What you need:
Pot / Tub
shovel / scoop
Gallon size ziplock bag (optional)
What to do:
This is very, very easy. And what makes the ease of this activity even better is that very, very young children can do it.
Scoop potting soil into your container. We used little plastic tubs, probably from the dollar store. Next, scoop on a layer of grass seed. Then scoop a little more soil on top. Water it, and wait.
You really can't mess this up. If you put a lot of seed (like we did), its okay. If you knock it over and it gets mixed up (like we did on the way home), its okay. If you forget to water it for three or four days (like we did), its okay. If you leave it on the counter instead of in the sun (like we did), its okay.
Our grass started to grow in a few days even though I treated it horribly. Once we saw it growing (all scraggly and yellow), we gave it a drink and some sunlight and it started growing healthy and fast.
Our play group facilitator recommended leaving it in the ziplock bag we used to carry it home to give it a little green house.
- For preschoolers just learning how to use scissors, this is a unique way to practice.
- Measuring the grass every day allows for math skills like number recognition, adding, subtracting, units, and measurement.
- A simple way to teach what plants need to grow, which by the way is part of the Sesame St curriculum these days. (You could even what a Sesame Street video that reenforces it afterwards).
- Older kids could learn about charting and graphing.
- Older kid could preform a real science experiment and compare and contrast pots of seed left in different conditions.

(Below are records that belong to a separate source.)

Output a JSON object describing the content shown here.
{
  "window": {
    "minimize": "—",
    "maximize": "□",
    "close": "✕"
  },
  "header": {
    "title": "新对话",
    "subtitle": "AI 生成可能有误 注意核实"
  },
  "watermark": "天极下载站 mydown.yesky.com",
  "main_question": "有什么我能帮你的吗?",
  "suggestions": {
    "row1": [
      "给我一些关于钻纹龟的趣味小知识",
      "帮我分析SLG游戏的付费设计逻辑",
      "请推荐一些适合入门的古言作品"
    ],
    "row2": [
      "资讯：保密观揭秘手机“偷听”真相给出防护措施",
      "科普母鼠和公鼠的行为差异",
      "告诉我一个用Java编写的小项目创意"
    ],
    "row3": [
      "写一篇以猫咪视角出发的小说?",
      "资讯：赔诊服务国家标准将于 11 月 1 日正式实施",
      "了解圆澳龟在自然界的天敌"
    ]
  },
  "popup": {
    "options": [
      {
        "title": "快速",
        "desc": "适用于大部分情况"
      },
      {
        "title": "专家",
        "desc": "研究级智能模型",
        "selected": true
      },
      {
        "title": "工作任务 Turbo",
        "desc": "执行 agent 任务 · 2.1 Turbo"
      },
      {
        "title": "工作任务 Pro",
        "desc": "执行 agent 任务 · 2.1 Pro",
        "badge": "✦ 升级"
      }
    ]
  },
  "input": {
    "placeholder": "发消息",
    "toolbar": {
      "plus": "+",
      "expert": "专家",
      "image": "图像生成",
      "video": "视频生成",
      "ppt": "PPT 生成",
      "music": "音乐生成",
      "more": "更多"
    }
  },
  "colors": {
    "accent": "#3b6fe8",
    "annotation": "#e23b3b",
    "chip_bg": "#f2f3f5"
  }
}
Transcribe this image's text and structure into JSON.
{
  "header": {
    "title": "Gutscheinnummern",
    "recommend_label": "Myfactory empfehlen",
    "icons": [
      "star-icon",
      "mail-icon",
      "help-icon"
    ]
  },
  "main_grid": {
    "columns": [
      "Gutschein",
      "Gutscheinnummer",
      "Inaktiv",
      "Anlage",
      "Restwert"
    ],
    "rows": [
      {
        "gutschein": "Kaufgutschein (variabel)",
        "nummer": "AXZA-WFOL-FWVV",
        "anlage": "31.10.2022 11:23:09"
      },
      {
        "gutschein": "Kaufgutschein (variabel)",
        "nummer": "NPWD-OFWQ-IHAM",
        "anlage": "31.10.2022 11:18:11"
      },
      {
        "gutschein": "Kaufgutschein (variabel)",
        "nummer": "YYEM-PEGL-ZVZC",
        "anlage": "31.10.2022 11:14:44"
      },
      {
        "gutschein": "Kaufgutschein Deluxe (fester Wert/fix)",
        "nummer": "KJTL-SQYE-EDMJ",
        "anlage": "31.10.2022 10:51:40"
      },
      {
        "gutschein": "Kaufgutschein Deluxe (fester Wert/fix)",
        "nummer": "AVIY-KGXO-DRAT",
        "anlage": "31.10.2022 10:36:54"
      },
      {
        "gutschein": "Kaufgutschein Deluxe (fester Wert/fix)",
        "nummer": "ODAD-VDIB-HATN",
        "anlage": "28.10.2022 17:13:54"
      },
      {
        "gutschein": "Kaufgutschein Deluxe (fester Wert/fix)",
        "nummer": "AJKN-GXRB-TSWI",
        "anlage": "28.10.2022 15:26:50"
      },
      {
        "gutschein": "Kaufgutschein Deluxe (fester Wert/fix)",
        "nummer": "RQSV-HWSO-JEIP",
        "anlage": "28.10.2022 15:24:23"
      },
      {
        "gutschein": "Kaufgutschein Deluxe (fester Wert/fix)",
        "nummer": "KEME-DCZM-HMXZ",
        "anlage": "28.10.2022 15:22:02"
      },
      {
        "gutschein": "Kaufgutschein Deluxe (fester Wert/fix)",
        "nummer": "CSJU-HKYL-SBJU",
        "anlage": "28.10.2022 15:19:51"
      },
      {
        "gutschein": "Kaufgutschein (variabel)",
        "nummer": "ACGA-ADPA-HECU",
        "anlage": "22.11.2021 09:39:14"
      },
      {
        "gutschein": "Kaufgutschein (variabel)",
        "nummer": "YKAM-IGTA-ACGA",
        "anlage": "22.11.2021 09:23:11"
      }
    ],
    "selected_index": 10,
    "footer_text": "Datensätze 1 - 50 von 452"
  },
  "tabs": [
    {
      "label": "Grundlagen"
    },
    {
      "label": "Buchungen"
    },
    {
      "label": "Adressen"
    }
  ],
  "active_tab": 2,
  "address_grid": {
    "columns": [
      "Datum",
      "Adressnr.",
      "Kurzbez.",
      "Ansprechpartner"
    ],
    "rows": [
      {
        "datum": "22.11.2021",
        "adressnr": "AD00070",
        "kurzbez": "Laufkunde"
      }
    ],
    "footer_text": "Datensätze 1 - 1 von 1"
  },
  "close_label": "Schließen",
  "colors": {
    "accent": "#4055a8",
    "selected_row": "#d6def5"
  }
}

- This is a great activity for multiple kids to do because you have so much soil and seed in one package. If you have a grass growing play date, or a bunch of siblings, you could have a contest about who has the tallest grass (or thickest grass or greenest) later.
- Read books about growing plants like Growing Vegetable Soup by Lois Elhert.
- Go on a seed scavenger hunt.
- Use your grass clippings for crafts.
- Take pictures of your grass as it progresses. Turn them into a flip book or slide show.
- Take a trip a green house or public garden.
- Try planting other seeds. You can watch seeds sprout in paper towels. You can perch an avocado pit in a glass. And there are all sorts of seeds you can plant, everything from tiny carrot seeds to huge daffodil bulbs.
- Read books about respecting nature, such as Ladybug Girl, The Lorax, and The Giving Tree.